Por lo tanto, no hay que ser un gran especialista para concluir que la leyenda negra creada por el gobierno militarista venezolano –con el apoyo de sus aliados internacionales– que convierte las sanciones en la causa de todas las calamidades que azotan a los venezolanos, es una estrategia propagandista de justificación absolutamente similar a la que ha utilizado la dictadura cubana para eludir la responsabilidad de sus fracasos económicos y su incapacidad comunista para satisfacer las necesidades mínimas de una población azotada desde el inicio mismo de la revolución por la pobreza, el hambre y la escasez.
Que los voceros del gobierno utilicen ese recurso cínico y mentiroso, se comprende. Su estrategia desde que el Socialismo del siglo XXI se instaló en Miraflores en busca de la eternidad, ha sido la conseja goebbeliana de la mentira repetida mil veces para que mute en verdad. Los patriarcas civiles y los multimillonarios generales chavistas padecen de autohipnosis. ¡Se inclinan a la orilla del río Guaire, recogen entre las manos un buche de líquido marrón maloliente y exclaman como en una letanía “! Esto no son aguas negras, ¡esto son aguas de manantiales de Evian!”, “! ¡Esto no son aguas negras, estos son aguas puras de manantial de Evian!”. Y así sucesivamente.
Eso al final es comprensible. No les queda otra para justificarse a sí mismos. Pero que la misma operación sea avalada por profesionales con formación académica, que tienen que saber claramente – sin necesidad de llevarlas a un laboratorio– que esa agua está llena de heces fecales, eso sí es decepcionante. Y que, además, actuando como propagandistas, desmeriten la necesidad del retorno a la democracia como un hecho secundario ante los padecimientos de la población a causa de las sanciones, no es más que una trampa argumental que deja ver impúdicamente sus costuras.
Cito solo dos frases de un conocido economista en una carta pública dirigida al presidente Petro, días antes de la fallida Cumbre sobre Venezuela. Frase una: “Flexibilizar las sanciones económicas para generar recursos que permitan aliviar la crisis social no puede seguir condicionado a la mejora de las condiciones electorales”. Frase dos: “Resulta ruin e inhumano ante la gravedad de la emergencia humanitaria”.

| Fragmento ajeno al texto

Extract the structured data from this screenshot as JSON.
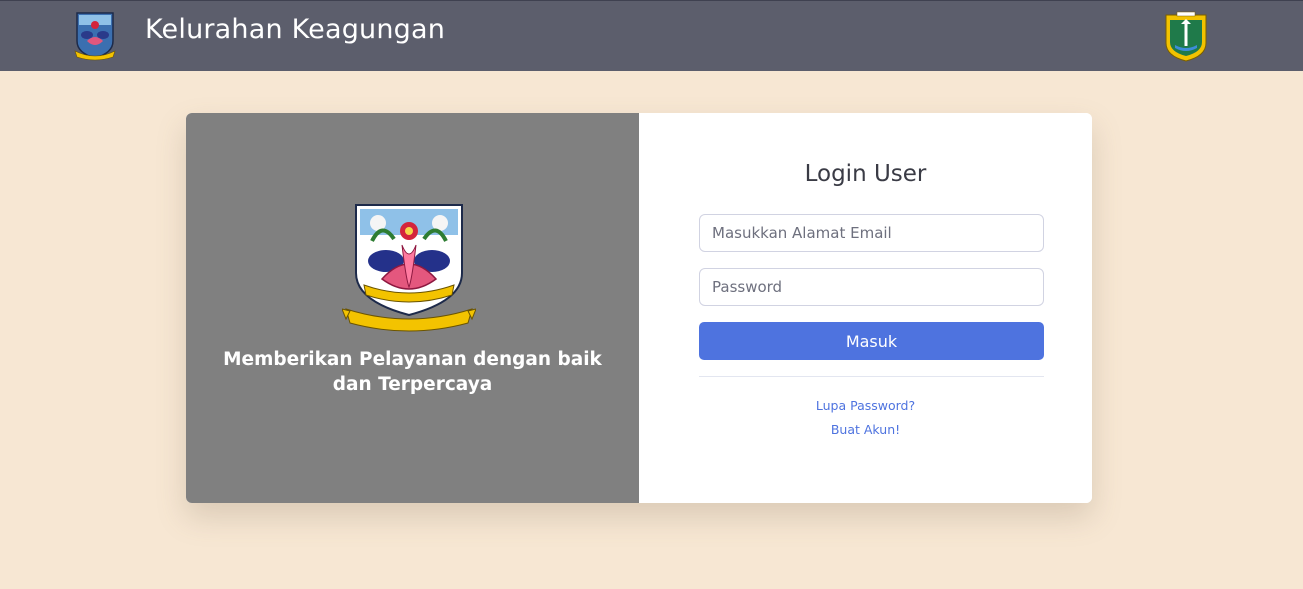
{
  "header": {
    "title": "Kelurahan Keagungan",
    "left_logo": "jakarta-barat-emblem-icon",
    "right_logo": "dki-jakarta-emblem-icon",
    "background_color": "#5c5e6c"
  },
  "hero": {
    "emblem": "jakarta-barat-emblem-icon",
    "tagline": "Memberikan Pelayanan dengan baik dan Terpercaya",
    "background_color": "#808080"
  },
  "login": {
    "title": "Login User",
    "email_placeholder": "Masukkan Alamat Email",
    "password_placeholder": "Password",
    "submit_label": "Masuk",
    "forgot_link": "Lupa Password?",
    "register_link": "Buat Akun!",
    "accent_color": "#4e73df"
  },
  "page": {
    "background_color": "#f7e7d3"
  }
}
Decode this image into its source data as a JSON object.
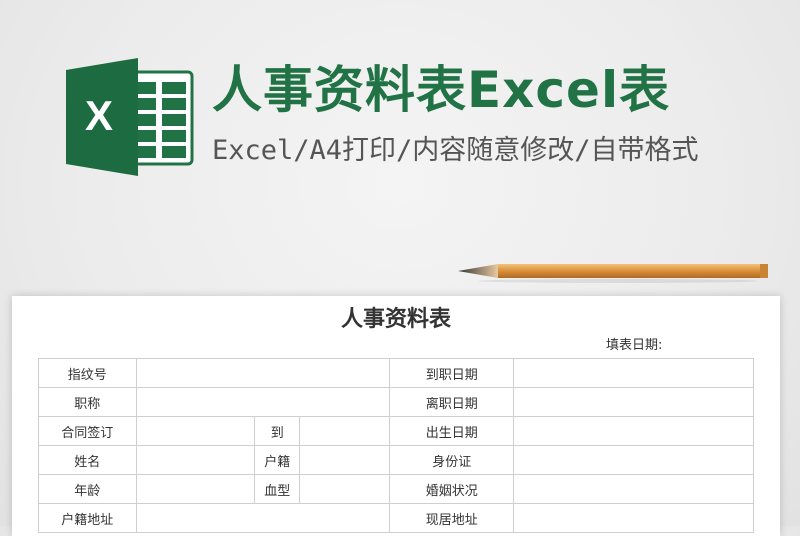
{
  "banner": {
    "title": "人事资料表Excel表",
    "subtitle": "Excel/A4打印/内容随意修改/自带格式",
    "logo_letter": "X",
    "brand_color": "#217346"
  },
  "form": {
    "title": "人事资料表",
    "fill_date_label": "填表日期:",
    "labels": {
      "fingerprint_no": "指纹号",
      "hire_date": "到职日期",
      "job_title": "职称",
      "leave_date": "离职日期",
      "contract_sign": "合同签订",
      "to": "到",
      "birth_date": "出生日期",
      "name": "姓名",
      "household_reg": "户籍",
      "id_card": "身份证",
      "age": "年龄",
      "blood_type": "血型",
      "marital_status": "婚姻状况",
      "household_address": "户籍地址",
      "current_address": "现居地址"
    }
  }
}
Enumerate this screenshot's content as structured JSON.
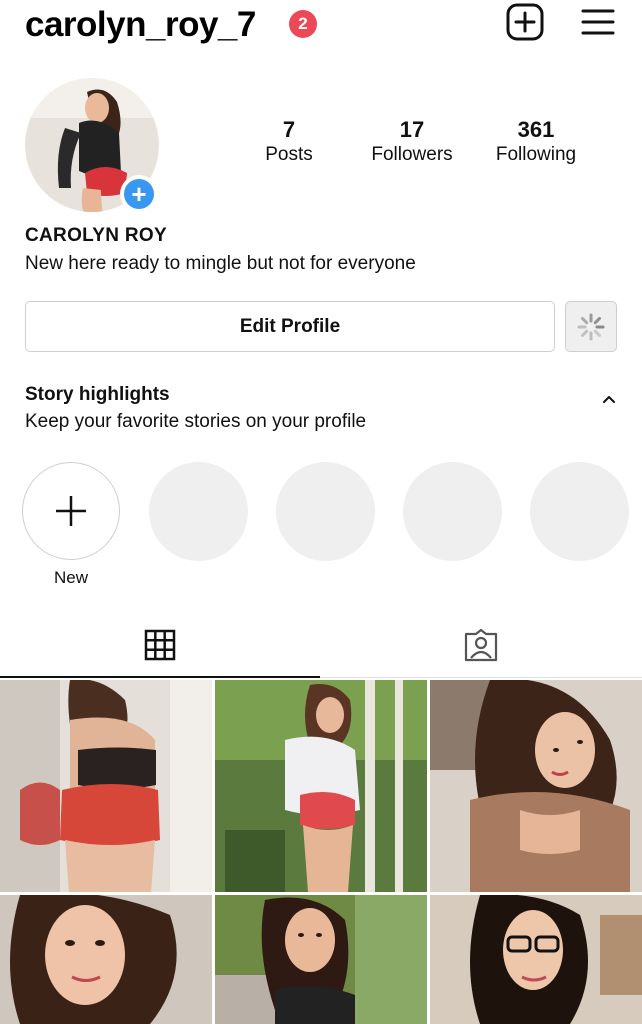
{
  "header": {
    "username": "carolyn_roy_7",
    "notification_count": "2",
    "new_post_icon": "plus-square-icon",
    "menu_icon": "hamburger-menu-icon"
  },
  "profile": {
    "stats": [
      {
        "value": "7",
        "label": "Posts"
      },
      {
        "value": "17",
        "label": "Followers"
      },
      {
        "value": "361",
        "label": "Following"
      }
    ],
    "full_name": "CAROLYN ROY",
    "bio": "New here ready to mingle but not for everyone"
  },
  "actions": {
    "edit_profile_label": "Edit Profile",
    "discover_icon": "loading-spinner-icon"
  },
  "highlights": {
    "title": "Story highlights",
    "subtitle": "Keep your favorite stories on your profile",
    "new_label": "New"
  },
  "tabs": {
    "grid_icon": "grid-icon",
    "tagged_icon": "tagged-person-icon"
  },
  "colors": {
    "notification_badge": "#ec4956",
    "add_story_blue": "#3897f0",
    "placeholder_gray": "#efefef"
  }
}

¿Porque los académicos que apoyan al régimen militarista no alertaron sobre la tragedia humanitaria que ya ocurría cuando aún no había sanciones y tanta gente comía directamente de las bolsas de basura? ¿Por qué no protestaron cuando el gobierno rojo se negó a aceptar cualquier ayuda humanitaria que tantos países ofrecieron a pesar que ya se conocían, por ejemplo, las alarmantes cifras de desnutrición infantil? ¿Por qué no se denunció a tiempo los millones y millones de dólares que se extraviaron en la caja negra de la corrupción chavista que hubiesen paliado con creces la emergencia humanitaria?
Todos quienes pregonan, por ejemplo, que la migración venezolana, los distintos ciclos de escasez, la baja producción de PDVSA, todos los males que Hugo Chávez y sus sucesores sembraron estructuralmente en el país, son causadas por las sanciones forman parte de una comparsa de maléficas mentiras orquestadas para engañar incautos. Sin lugar a duda las sanciones afectan, pero ni remotamente se hallan en la causa fundamental de nuestras desgracias.